Dengan hormat: Dilarang melakukan penyalinan (copy-paste), tindakan plagiarisme, atau penggunaan sebagian maupun seluruh isi artikel tanpa izin resmi dari Redaksi MediaAksara
“Kalau memang terjadi kesalahan data, masyarakat harus mengadu ke mana?

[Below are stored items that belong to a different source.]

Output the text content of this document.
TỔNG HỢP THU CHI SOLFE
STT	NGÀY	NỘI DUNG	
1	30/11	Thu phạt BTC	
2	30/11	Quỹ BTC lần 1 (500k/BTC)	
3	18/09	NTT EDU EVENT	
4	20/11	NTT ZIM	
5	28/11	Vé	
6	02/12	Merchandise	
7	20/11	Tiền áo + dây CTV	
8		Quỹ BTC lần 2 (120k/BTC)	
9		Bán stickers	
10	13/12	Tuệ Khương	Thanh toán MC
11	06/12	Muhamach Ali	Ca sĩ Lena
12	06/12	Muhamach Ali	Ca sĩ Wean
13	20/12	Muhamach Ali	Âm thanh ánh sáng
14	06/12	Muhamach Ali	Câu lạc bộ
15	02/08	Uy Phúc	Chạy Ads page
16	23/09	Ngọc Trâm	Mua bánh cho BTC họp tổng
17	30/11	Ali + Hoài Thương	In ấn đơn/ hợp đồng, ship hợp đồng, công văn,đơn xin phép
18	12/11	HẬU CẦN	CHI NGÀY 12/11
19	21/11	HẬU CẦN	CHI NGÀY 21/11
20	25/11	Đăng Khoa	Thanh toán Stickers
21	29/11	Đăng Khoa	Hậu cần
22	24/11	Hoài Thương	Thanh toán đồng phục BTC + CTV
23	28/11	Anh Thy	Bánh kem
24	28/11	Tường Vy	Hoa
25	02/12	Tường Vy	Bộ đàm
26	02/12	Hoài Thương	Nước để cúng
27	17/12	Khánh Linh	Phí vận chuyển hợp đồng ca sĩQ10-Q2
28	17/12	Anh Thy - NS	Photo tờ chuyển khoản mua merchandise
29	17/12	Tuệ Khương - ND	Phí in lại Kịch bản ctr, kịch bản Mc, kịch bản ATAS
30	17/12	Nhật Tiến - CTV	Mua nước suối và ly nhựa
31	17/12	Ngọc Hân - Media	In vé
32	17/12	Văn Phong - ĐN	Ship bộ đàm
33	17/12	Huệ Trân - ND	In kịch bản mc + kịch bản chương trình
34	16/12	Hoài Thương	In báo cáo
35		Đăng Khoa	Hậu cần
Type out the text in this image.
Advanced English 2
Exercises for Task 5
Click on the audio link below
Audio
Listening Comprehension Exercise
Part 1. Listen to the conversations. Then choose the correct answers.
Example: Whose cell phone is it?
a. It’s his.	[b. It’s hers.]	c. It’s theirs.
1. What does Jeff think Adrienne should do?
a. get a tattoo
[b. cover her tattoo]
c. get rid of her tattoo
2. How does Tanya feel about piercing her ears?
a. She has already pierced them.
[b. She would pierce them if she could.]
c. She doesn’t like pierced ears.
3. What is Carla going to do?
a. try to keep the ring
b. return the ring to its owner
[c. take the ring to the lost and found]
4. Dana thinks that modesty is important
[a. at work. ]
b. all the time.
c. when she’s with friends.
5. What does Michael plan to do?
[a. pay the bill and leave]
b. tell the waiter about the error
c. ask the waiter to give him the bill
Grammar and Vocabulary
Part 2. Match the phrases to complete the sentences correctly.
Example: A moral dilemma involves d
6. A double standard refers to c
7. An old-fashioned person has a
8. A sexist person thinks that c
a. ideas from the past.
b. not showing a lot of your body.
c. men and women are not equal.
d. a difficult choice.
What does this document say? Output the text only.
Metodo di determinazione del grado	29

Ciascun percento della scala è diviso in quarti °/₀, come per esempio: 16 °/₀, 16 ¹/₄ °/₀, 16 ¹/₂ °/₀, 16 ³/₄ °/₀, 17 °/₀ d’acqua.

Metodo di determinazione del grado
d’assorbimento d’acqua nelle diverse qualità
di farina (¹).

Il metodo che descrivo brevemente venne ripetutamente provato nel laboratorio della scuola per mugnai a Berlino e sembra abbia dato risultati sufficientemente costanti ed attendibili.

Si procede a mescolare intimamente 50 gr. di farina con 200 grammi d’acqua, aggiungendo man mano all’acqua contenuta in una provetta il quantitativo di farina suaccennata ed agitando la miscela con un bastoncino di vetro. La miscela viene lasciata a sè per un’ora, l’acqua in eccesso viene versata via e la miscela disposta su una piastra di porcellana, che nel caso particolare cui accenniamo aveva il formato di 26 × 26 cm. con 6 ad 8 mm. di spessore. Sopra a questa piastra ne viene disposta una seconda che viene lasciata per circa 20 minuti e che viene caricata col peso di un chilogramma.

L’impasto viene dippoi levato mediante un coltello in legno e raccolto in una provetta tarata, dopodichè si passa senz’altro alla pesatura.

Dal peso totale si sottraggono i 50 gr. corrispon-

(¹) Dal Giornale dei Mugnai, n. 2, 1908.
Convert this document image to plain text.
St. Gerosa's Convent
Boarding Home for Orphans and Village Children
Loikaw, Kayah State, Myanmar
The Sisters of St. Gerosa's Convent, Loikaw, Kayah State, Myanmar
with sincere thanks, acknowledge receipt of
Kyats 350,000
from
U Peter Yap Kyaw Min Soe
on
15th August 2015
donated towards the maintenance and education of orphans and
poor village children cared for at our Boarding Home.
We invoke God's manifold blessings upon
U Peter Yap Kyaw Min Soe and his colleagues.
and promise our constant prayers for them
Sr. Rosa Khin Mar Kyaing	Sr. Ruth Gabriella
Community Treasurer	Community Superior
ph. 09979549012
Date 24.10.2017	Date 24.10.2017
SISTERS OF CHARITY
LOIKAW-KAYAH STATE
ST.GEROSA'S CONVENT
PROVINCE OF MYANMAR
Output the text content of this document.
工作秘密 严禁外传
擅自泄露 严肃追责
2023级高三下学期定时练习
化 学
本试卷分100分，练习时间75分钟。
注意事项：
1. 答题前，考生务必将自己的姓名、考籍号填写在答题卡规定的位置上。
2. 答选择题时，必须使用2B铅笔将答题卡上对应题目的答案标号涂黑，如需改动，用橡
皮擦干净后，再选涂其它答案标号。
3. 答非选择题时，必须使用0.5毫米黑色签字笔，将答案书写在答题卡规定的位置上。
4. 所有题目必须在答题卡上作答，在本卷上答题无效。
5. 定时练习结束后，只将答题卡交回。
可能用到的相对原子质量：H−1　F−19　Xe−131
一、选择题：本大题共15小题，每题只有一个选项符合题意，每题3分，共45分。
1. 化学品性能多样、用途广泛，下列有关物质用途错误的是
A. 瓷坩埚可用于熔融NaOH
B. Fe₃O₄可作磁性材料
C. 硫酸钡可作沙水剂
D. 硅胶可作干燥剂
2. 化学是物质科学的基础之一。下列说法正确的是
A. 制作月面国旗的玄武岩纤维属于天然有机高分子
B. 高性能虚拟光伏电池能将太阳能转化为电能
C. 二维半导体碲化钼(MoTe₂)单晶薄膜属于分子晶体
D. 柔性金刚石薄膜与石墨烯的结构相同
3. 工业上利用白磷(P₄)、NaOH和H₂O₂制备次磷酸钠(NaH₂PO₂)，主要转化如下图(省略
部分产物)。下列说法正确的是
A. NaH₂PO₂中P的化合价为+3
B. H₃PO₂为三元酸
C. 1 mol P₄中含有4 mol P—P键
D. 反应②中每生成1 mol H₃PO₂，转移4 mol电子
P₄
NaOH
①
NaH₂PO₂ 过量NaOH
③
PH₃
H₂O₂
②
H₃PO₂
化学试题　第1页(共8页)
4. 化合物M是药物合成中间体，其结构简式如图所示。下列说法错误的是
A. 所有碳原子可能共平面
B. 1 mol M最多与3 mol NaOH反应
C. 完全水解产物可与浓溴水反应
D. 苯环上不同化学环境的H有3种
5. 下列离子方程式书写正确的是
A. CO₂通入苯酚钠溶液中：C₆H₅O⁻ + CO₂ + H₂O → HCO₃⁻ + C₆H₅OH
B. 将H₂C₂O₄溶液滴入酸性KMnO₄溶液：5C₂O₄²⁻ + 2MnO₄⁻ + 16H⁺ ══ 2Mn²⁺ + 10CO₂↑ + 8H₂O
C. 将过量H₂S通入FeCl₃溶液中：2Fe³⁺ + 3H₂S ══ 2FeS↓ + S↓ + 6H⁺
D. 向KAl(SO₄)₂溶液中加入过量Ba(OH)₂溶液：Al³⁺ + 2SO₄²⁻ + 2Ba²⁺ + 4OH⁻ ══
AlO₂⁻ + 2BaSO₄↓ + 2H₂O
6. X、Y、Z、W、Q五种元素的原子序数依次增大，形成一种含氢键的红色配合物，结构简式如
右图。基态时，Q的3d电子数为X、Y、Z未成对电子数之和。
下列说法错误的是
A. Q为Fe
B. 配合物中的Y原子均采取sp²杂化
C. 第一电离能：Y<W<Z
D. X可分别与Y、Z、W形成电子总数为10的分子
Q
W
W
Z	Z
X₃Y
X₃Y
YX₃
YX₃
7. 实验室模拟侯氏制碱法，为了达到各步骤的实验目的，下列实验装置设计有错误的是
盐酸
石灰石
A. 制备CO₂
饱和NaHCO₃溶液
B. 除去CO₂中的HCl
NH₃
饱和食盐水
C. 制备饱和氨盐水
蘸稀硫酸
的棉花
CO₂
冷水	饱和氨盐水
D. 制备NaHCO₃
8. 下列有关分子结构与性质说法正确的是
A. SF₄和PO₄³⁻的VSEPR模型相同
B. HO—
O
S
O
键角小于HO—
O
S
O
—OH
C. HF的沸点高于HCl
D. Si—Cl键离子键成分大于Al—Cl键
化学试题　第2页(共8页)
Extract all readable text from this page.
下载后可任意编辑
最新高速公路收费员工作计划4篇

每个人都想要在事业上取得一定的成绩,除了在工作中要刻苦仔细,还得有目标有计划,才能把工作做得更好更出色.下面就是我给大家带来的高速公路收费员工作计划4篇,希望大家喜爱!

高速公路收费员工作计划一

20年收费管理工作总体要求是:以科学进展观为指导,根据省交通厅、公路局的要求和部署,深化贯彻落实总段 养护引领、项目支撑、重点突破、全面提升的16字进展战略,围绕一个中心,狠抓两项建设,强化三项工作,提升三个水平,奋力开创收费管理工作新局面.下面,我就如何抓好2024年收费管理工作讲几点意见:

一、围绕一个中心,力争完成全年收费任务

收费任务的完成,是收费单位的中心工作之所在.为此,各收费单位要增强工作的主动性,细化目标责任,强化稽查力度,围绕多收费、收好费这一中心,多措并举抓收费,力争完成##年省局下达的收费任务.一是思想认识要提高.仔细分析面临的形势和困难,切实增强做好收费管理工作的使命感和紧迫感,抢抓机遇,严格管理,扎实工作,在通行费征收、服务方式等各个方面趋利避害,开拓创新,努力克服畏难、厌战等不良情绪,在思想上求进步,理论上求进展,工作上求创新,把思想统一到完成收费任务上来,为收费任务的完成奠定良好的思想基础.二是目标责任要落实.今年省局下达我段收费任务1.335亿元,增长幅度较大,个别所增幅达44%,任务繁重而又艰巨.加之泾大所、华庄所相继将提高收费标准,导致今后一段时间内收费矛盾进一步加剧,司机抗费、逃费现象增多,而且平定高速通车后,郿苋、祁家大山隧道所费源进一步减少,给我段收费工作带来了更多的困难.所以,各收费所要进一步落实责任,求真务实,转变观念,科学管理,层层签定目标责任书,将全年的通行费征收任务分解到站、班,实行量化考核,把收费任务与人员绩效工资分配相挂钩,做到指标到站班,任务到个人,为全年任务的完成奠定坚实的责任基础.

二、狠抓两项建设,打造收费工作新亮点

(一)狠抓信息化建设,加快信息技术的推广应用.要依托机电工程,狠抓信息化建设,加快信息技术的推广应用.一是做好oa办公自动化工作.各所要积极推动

Kami sudah bertanya ke berbagai pihak, tetapi masing-masing menyampaikan bahwa mereka bukan pihak yang menentukan hasil akhirnya,” ujarnya.
Di sisi lain, Kepala Dinas Sosial Kabupaten Sukabumi, Bambang Widyantoro, sebelumnya menjelaskan dinamika status desil dalam DTSEN bersifat dinamis dan dapat berubah sesuai hasil pemutakhiran data yang dilakukan secara berkala.
- Baca Juga: https://mediaaksara.id/komisi-iv-dprd-sukabumi-dukung-labelisasi-bansos-data-dtks-dibenahi-masalah-inti-kebocoran-anggaran/
Menurut Bambang, pemeringkatan desil bukanlah status permanen karena data sosial ekonomi masyarakat terus diperbarui berdasarkan hasil verifikasi dan pemutakhiran yang dilakukan secara berkala.
“Desil dapat berubah sesuai kondisi sosial ekonomi masyarakat dan hasil pembaruan data yang dilakukan secara berkala oleh BPS ,””ujar Bambang saat diwawancarai di Gedung Pendopo Kabupaten Sukabumi, Senin (15/6/2026).
Polemik ini menunjukkan pentingnya koordinasi antarlembaga dalam memastikan informasi akurasi data sosial ekonomi. Sebab, di balik angka dan klasifikasi desil, terdapat hak-hak masyarakat yang berkaitan langsung dengan akses bantuan dan program perlindungan jaminan sosial, pendidikan juga kesehatan dari pemerintah.